A discussão recebeu destacado impulso a partir da propositura, em 12/12/2007 na cidade de Rondonópolis/MT, da Ação Civil Pública n. 1372.2007.021.23.00-3, que contou, em 17/12/2007, com o deferimento da liminar então pleiteada por parte do Exmo. Juízo da 1ª Vara do Trabalho de Rondonópolis que, embora tenha vigido por pouco tempo, demonstrou que o debate e solução para a questão da limitação da jornada dos motoristas era inadiável.

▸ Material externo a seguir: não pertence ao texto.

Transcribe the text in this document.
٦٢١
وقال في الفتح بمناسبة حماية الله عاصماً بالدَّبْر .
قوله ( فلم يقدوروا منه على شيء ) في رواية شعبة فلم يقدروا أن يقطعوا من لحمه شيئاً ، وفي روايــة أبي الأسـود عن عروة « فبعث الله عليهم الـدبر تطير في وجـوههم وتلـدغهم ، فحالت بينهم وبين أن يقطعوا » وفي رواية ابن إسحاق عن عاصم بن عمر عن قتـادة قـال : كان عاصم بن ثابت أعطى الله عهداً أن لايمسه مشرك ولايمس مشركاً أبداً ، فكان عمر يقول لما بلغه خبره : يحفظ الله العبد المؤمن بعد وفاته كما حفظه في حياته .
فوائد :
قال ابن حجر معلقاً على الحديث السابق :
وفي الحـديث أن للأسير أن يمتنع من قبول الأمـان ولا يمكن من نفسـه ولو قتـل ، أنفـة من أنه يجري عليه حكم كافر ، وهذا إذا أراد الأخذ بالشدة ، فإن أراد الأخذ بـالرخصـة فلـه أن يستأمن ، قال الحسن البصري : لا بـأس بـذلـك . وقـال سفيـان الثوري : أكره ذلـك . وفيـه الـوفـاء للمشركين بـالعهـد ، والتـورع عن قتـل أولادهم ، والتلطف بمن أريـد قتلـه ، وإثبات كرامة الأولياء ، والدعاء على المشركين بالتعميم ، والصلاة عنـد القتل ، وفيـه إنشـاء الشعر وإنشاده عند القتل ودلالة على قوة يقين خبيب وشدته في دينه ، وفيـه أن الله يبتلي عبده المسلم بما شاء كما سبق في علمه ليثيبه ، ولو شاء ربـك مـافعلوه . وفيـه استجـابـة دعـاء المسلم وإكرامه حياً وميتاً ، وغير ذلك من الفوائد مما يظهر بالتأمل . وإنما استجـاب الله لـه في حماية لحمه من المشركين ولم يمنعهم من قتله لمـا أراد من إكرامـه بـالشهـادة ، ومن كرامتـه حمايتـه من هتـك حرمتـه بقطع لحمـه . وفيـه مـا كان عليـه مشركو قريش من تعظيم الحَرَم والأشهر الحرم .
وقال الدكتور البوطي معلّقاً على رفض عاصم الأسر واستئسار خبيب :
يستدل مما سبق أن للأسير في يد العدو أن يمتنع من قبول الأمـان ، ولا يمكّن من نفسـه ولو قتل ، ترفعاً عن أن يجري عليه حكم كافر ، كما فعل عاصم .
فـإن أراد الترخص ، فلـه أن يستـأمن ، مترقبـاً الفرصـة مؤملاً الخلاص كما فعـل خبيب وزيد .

Dessa provocação judicial decorreu uma inédita aproximação, em escala nacional, das representações classistas laborais e patronais, ambas imbuídas pelo objetivo comum de construir um consenso em torno de um dos mais agudos problemas do segmento – a limitação da jornada de trabalho e do tempo de direção dos motoristas e a adaptação e criação da infraestrutura ambiental necessária para que os motoristas possam exercer sua atividade de modo seguro, saudável e digno.
O fruto desse processo de negociação, habilmente mediado pelo Ministério Público do Trabalho, foi corporificado no Projeto de Lei n. 99/2007, que recebeu amplo apoio de Senadores e Deputados Federais.
O aludido projeto, após ser levado à sanção presidencial, lá tendo recebido vários vetos jurídicos, deu origem à Lei n. 12.619/2012, que, finalmente veio regular a complexa e multifacetada profissão do motorista rodoviário transportador de cargas e passageiros e, como era de se esperar, seu conteúdo e alcance já inspira acalorados debates, vez que a par de trazer inestimável contribuição para milhões de motoristas profissionais, especialmente quanto ao controle da jornada de trabalho e do tempo de direção, foi redigida com a atecnia própria dos textos resultantes do consenso entre interesses conflitantes.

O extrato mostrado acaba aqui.